181*193*223*229*307*397*457*176899.

(End)

From PoChi Su, Aug 29 2014: (Start)

An upper bound of a(43) was given by PoChi Su, denoted by

SCa(43)= 2^9*3^9*5^9*7^7*11^3*13^6*17^3*19^3*29^3*31*37^4*43^4*

61^3*67^3*73*79^3*97^3*101^3*109^3*139^3*157*163^3*181^3*

193^3*223^3*229^3*307^3*397^3*457^3*503^3.

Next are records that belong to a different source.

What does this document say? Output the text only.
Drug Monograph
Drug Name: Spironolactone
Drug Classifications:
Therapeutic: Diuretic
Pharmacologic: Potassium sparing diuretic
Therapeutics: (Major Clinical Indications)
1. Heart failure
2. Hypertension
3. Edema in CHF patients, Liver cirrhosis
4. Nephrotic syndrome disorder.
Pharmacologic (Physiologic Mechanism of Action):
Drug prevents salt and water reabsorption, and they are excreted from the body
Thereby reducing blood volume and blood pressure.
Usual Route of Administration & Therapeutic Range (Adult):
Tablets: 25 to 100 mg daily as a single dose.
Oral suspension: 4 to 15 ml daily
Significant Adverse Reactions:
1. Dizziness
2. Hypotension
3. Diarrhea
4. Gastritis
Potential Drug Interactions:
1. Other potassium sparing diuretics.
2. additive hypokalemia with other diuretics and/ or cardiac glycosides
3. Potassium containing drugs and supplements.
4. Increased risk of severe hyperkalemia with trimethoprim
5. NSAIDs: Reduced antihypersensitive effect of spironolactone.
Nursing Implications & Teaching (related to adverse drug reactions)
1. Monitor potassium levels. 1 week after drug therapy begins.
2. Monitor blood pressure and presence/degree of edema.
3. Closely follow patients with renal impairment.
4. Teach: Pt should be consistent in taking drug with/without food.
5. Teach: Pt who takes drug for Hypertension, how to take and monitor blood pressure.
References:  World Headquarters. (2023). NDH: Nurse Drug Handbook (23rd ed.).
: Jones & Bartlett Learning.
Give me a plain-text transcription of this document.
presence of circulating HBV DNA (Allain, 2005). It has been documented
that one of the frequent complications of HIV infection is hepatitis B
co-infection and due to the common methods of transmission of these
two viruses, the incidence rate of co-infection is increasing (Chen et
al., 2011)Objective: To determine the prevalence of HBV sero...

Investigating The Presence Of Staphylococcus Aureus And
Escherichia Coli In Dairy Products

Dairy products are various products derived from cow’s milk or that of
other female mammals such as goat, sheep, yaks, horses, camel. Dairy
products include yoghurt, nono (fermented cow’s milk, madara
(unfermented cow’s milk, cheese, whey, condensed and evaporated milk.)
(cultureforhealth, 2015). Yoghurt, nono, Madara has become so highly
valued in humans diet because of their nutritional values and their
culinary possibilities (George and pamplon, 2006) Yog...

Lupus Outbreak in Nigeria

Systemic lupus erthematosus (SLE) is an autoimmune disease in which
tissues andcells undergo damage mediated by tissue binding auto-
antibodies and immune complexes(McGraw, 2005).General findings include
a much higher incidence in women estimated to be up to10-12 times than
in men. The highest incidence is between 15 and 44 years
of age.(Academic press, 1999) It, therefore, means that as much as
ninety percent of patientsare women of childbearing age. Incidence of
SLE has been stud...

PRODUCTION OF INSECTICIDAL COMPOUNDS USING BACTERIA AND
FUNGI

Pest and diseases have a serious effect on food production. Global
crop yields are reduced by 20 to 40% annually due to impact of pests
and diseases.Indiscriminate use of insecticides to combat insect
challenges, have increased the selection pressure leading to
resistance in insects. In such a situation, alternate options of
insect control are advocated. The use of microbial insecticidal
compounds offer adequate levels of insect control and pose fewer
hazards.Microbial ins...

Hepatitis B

We show that 1307^3*SCa(43) is an upper bound of a(44) with an additional sum of x^3+y^3, with

x=2^3*3^4*5^3*7^2*11*13^2*17*19*23*29*37*43*61*79*101*109*139*163*

181*193*223*229*307*353*397*457*503*826583,

y=-2^7*3^3*5^3*7^2*11*13^2*17*19^2*29*37*43*61*79*101*109*139*163*

181*193*223*229*307*397*457*503*58882897.

(End)

From Sergey Pavlov, Feb 18 2017: (Start)

For 1 < n <= 10, each a(n) can be written as the product of not more than n distinct prime powers where one of the factors is a power of 7. For 1 < n <= 9, a(n) can be represented as the difference between two squares, b(n)^2 - c(n)^2, where b(n), c(n) are integers, b(n+1) > b(n), and c(n+1) > c(n):

a(2) = 7 * 13 = 10^2 - 3^2 = 91,

a(3) = 2^3 * 7 * 13 = 33^2 - 19^2,

a(4) = 2^3 * 3^3 * 7^3 * 37 = 1659^2 - 105^2,

a(5) = 3^3 * 7 * 13 * 31 * 79 = 2477^2 - 344^2,

a(6) = 3^3 * 7^4 * 19 * 31 * 37 = 37590^2 - 483^2,

a(7) = 2^3 * 3^3 * 7^4 * 19 * 31 * 37 = 106477^2 - 5929^2,

a(8) = 2^3 * 3^3 * 7^4 * 19 * 23^3 * 31 * 37 = 11736739^2 - 487025^2,

a(9) = 2^3 * 3^3 * 5^3 * 7^4 * 19 * 31 * 37 * 67^3 = 651858879^2 - 3099621^2,

a(10) = 2^3 * 3^3 * 5^3 * 7^4 * 13^3 * 19 * 31 * 37 * 67^3.

(End)

Although this sequence has keyword "bref", this sequence is infinite since if n is in this sequence, then n*k^3 is in this sequence for all k > 0. - Altug Alkan, May 10 2016

Primitive means that the 6 summands are coprime. Not every term is the sum of two coprime cubes. a(1) = A047696(3).